You are in the position to prepare your customers for future technology developments by getting them on an affordable cycle of new technology. This is one reason Hosted and Cloud options are saturating the IT industry. Customers don’t own their equipment in those situations, which is another reason for its popularity.
Resistance is futile! If you know your customers don't want to own technology, then stop selling it to them. You may be pleased to know that Hardware as a Service isn't your only option. Hardware as a Rental (HaaR) or Unified Communications as a Rental (UCaaR) are both nearly identical to the as-a-Service model, except GreatAmerica funds the hardware, not you!

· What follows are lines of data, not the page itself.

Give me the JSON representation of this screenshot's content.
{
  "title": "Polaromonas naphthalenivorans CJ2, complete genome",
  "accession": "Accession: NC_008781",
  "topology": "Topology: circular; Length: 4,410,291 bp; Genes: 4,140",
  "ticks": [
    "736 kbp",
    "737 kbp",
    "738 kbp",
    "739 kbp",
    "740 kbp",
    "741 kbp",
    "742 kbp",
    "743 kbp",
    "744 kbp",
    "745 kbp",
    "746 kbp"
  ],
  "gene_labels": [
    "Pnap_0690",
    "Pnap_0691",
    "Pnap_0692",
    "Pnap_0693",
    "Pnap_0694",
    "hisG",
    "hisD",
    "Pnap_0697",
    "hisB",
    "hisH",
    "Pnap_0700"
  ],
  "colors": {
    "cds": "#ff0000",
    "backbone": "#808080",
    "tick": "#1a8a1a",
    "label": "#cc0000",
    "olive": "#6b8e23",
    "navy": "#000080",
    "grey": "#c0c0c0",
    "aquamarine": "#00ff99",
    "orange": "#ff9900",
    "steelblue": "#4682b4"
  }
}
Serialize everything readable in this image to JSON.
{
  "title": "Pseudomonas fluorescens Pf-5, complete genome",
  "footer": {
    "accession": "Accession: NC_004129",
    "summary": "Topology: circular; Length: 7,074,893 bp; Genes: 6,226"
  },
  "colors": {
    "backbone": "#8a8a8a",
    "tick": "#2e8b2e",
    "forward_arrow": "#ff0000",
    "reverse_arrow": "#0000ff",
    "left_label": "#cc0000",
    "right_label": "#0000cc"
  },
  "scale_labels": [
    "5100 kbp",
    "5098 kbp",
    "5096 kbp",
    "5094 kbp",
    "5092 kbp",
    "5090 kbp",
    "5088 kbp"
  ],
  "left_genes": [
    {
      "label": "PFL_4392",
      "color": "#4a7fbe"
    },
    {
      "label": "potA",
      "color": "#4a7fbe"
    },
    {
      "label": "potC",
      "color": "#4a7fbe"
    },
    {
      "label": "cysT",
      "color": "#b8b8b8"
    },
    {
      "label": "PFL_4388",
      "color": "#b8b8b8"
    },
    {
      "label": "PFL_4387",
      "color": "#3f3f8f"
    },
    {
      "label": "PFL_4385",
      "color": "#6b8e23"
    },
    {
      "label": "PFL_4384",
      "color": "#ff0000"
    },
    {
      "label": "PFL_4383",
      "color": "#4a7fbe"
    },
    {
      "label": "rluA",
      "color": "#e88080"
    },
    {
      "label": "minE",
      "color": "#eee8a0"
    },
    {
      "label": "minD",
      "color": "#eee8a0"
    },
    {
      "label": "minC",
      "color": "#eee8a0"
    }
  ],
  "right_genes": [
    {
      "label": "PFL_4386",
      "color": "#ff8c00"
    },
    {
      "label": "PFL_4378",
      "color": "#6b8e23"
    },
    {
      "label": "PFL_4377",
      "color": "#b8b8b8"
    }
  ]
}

HaaR and UCaaR are also great for your customers. Here are the top four ways it helps businesses prepare for future IT costs:
#1 KEEPS CUSTOMERS UP-TO-SPEED WITH TECHNOLOGY
Cisco estimates a 20-time increase in home networking speeds by 2019. The computers of today will not be able to handle the applications and services of tomorrow. Offer your customers the technology on a fixed monthly budget, and set them up for a future upgrade with the latest and greatest technology.
#2 PROTECTS YOUR CLIENTS FROM AGING EQUIPMENT
Consumer Reports say 1 in 3 laptops and desktops break by their fourth year, with many warranties lasting only one year. Waiting until technology breaks is not the way of the future. In fact, that will do more harm to your customers more in the long run with costly maintenance. Prepare your customers to upgrade your computers regularly, so you don’t lose productivity because of technology.
#3 CONTROLS YOUR CUSTOMERS IT COSTS
Many clients have a history of acquiring their IT investments with cash. They are having to make capital budget decisions, delaying the acquisition. This example projects out about eight years of an IT budget, comparing the unpredictable capital purchase of a $10,000 system with predictable IT budget on the same system (see 1: Example of $10,000 Project).
As the red line indicates, cash sales have large upfront costs and no predictable refresh cycle. In contrast, the blue line shows what a 36-month plan would look like for the same equipment. The standard payment is around $330 every month, and the customer gets new technology ever three years.
#4 FREES UP CUSTOMER CASH
As a shrewd business owner, you know you have to be resourceful when it comes to your budget. Your customers are the same way. As a trusted advisor you have the opportunity to encourage your clients to use their capital to invest in the things that generate revenue rather than on the things that will be replaced a short way down the road.